Blue Iris reports a total of about 168 MP/s and 4100 Kb/s.
Before enabling substreams I was seeing about 2 second per image in Deepstack and about 30% CPU. After enabling substreams my CPU usage dropped closer to 20%. Deepstack also got a little faster, I assume because Blue Iris was using less CPU. It was running closer to 1 second per image, sometimes a little more, sometimes a little less. I tried using the high/medium/low options when starting Deepstack but never noticed much of a difference in the image processing time at any setting.

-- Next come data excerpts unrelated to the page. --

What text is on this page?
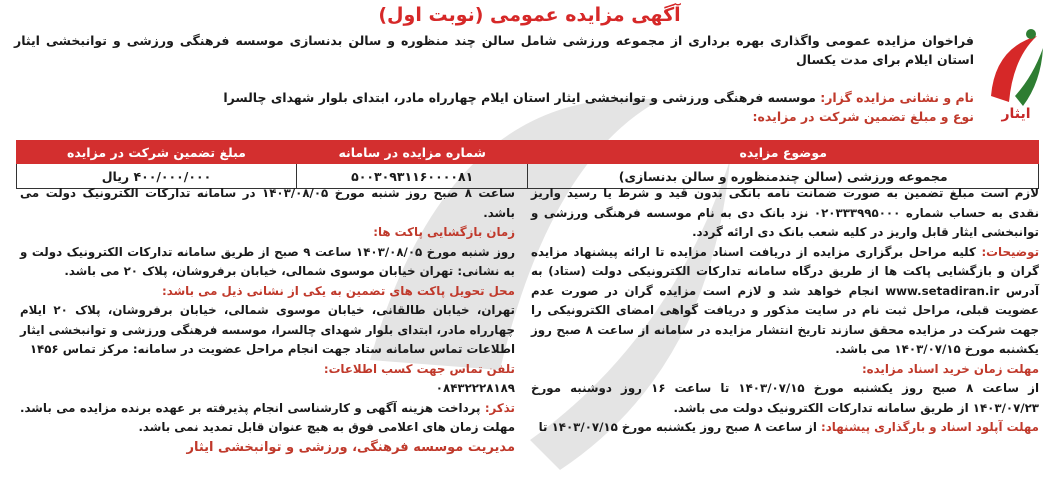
ایثار
آگهی مزایده عمومی (نوبت اول)
فراخوان مزایده عمومی واگذاری بهره برداری از مجموعه ورزشی شامل سالن چند منظوره و سالن بدنسازی موسسه فرهنگی ورزشی و توانبخشی ایثار استان ایلام برای مدت یکسال
نام و نشانی مزایده گزار: موسسه فرهنگی ورزشی و توانبخشی ایثار استان ایلام چهارراه مادر، ابتدای بلوار شهدای چالسرا
نوع و مبلغ تضمین شرکت در مزایده:
موضوع مزایده	شماره مزایده در سامانه	مبلغ تضمین شرکت در مزایده
مجموعه ورزشی (سالن چندمنظوره و سالن بدنسازی)	۵۰۰۳۰۹۳۱۱۶۰۰۰۰۸۱	۴۰۰/۰۰۰/۰۰۰ ریال

لازم است مبلغ تضمین به صورت ضمانت نامه بانکی بدون قید و شرط یا رسید واریز نقدی به حساب شماره ۰۲۰۳۳۳۹۹۵۰۰۰ نزد بانک دی به نام موسسه فرهنگی ورزشی و توانبخشی ایثار قابل واریز در کلیه شعب بانک دی ارائه گردد.

توضیحات: کلیه مراحل برگزاری مزایده از دریافت اسناد مزایده تا ارائه پیشنهاد مزایده گران و بازگشایی پاکت ها از طریق درگاه سامانه تدارکات الکترونیکی دولت (ستاد) به آدرس www.setadiran.ir انجام خواهد شد و لازم است مزایده گران در صورت عدم عضویت قبلی، مراحل ثبت نام در سایت مذکور و دریافت گواهی امضای الکترونیکی را جهت شرکت در مزایده محقق سازند تاریخ انتشار مزایده در سامانه از ساعت ۸ صبح روز یکشنبه مورخ ۱۴۰۳/۰۷/۱۵ می باشد.

مهلت زمان خرید اسناد مزایده:

از ساعت ۸ صبح روز یکشنبه مورخ ۱۴۰۳/۰۷/۱۵ تا ساعت ۱۶ روز دوشنبه مورخ ۱۴۰۳/۰۷/۲۳ از طریق سامانه تدارکات الکترونیک دولت می باشد.

مهلت آپلود اسناد و بارگذاری پیشنهاد: از ساعت ۸ صبح روز یکشنبه مورخ ۱۴۰۳/۰۷/۱۵ تا

ساعت ۸ صبح روز شنبه مورخ ۱۴۰۳/۰۸/۰۵ در سامانه تدارکات الکترونیک دولت می باشد.

زمان بازگشایی پاکت ها:

روز شنبه مورخ ۱۴۰۳/۰۸/۰۵ ساعت ۹ صبح از طریق سامانه تدارکات الکترونیک دولت و به نشانی: تهران خیابان موسوی شمالی، خیابان برفروشان، پلاک ۲۰ می باشد.

محل تحویل پاکت های تضمین به یکی از نشانی ذیل می باشد:

تهران، خیابان طالقانی، خیابان موسوی شمالی، خیابان برفروشان، پلاک ۲۰ ایلام چهارراه مادر، ابتدای بلوار شهدای چالسرا، موسسه فرهنگی ورزشی و توانبخشی ایثار اطلاعات تماس سامانه ستاد جهت انجام مراحل عضویت در سامانه: مرکز تماس ۱۴۵۶

تلفن تماس جهت کسب اطلاعات:

۰۸۴۳۲۲۲۸۱۸۹

تذکر: پرداخت هزینه آگهی و کارشناسی انجام پذیرفته بر عهده برنده مزایده می باشد. مهلت زمان های اعلامی فوق به هیچ عنوان قابل تمدید نمی باشد.

مدیریت موسسه فرهنگی، ورزشی و توانبخشی ایثار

I decided to try using Docker Desktop for Windows to run Deepstack. The most profound change in doing this is that there is a huge difference between starting Deepstack with the mode set to high, medium, or low. When running at high it was taking about 2 second per image. When running at medium it was close to 1 second per image. Running at low I am consistently getting 700ms to 900ms image processing times. I don't know if the Windows GUI startup for Deepstack is ignoring the high/medium/low setting or if something else is going on, but the fastest response on my system is definitely running under Docker with Mode=Low.
I had set the time between BI writing JPEGs to try to avoid a backlog in Deepstack, so originally I only wrote one image every 2 seconds. I am masking all but a small area near my front door so I would sometimes miss alerts if the person moved in and out of the unmasked area fast enough. After switching to substreams I was able to set BI to write a JPEG every 1.3 second. After switching to Deepstack in Docker with Mode=Low I am now able to write a JPEG every second without a backlog and could probably bring that down to .9 seconds without any problem.

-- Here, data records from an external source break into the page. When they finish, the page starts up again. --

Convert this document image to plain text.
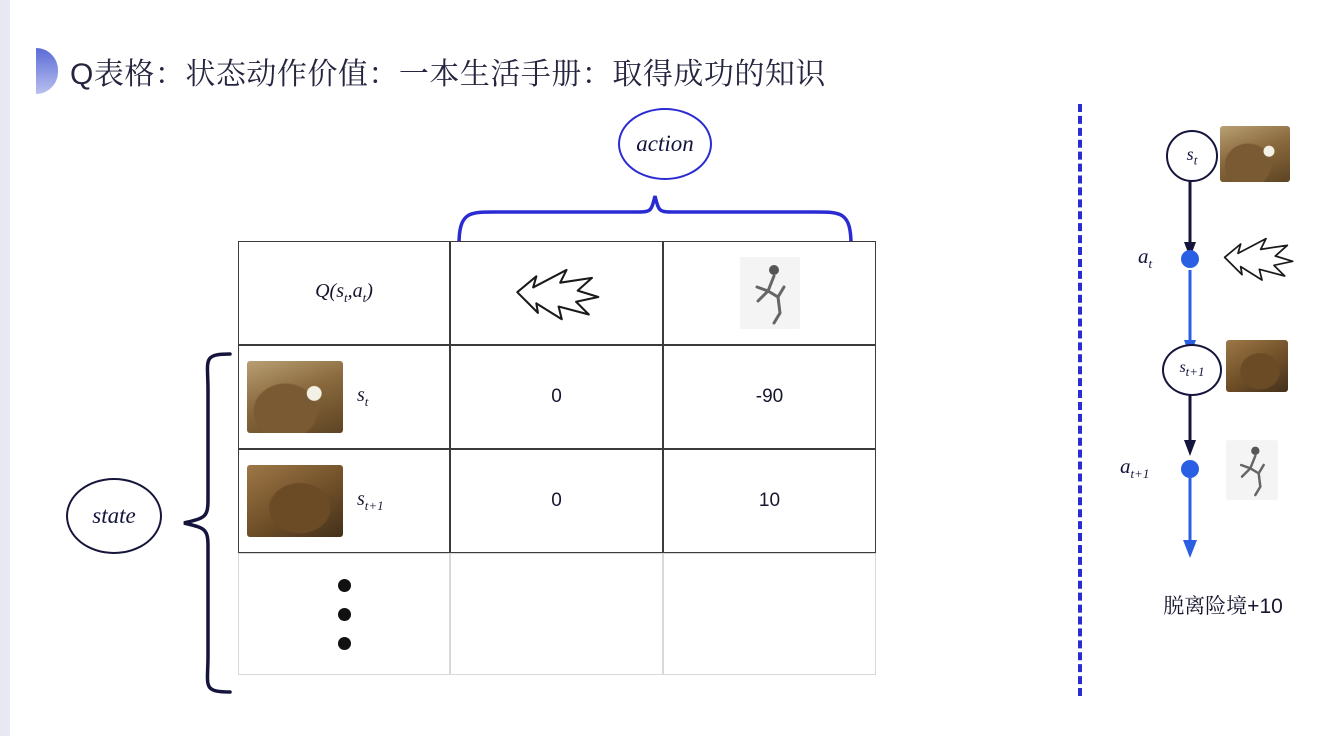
Q表格：状态动作价值：一本生活手册：取得成功的知识
action
state
$Q(s_t,a_t)$
$s_t$	0	-90
$s_{t+1}$	0	10
$s_t$
$a_t$
$s_{t+1}$
$a_{t+1}$
脱离险境+10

Currently with Deepstack in Docker I'm seeing about 23% total CPU with occasional spikes as high as 40%. Blue Iris is using about 15% of that. The attached image shows the CPU spike when I triggered my camera to write 4 JPEG images two times in a row. CPU jumps to about 80% to 90% total while processing the images.
Also I tried changing the JPEG size from the 5MP main stream image to the VGA substream image and didn't notice a huge difference in response time from Deepstack, so I put it back to the larger size.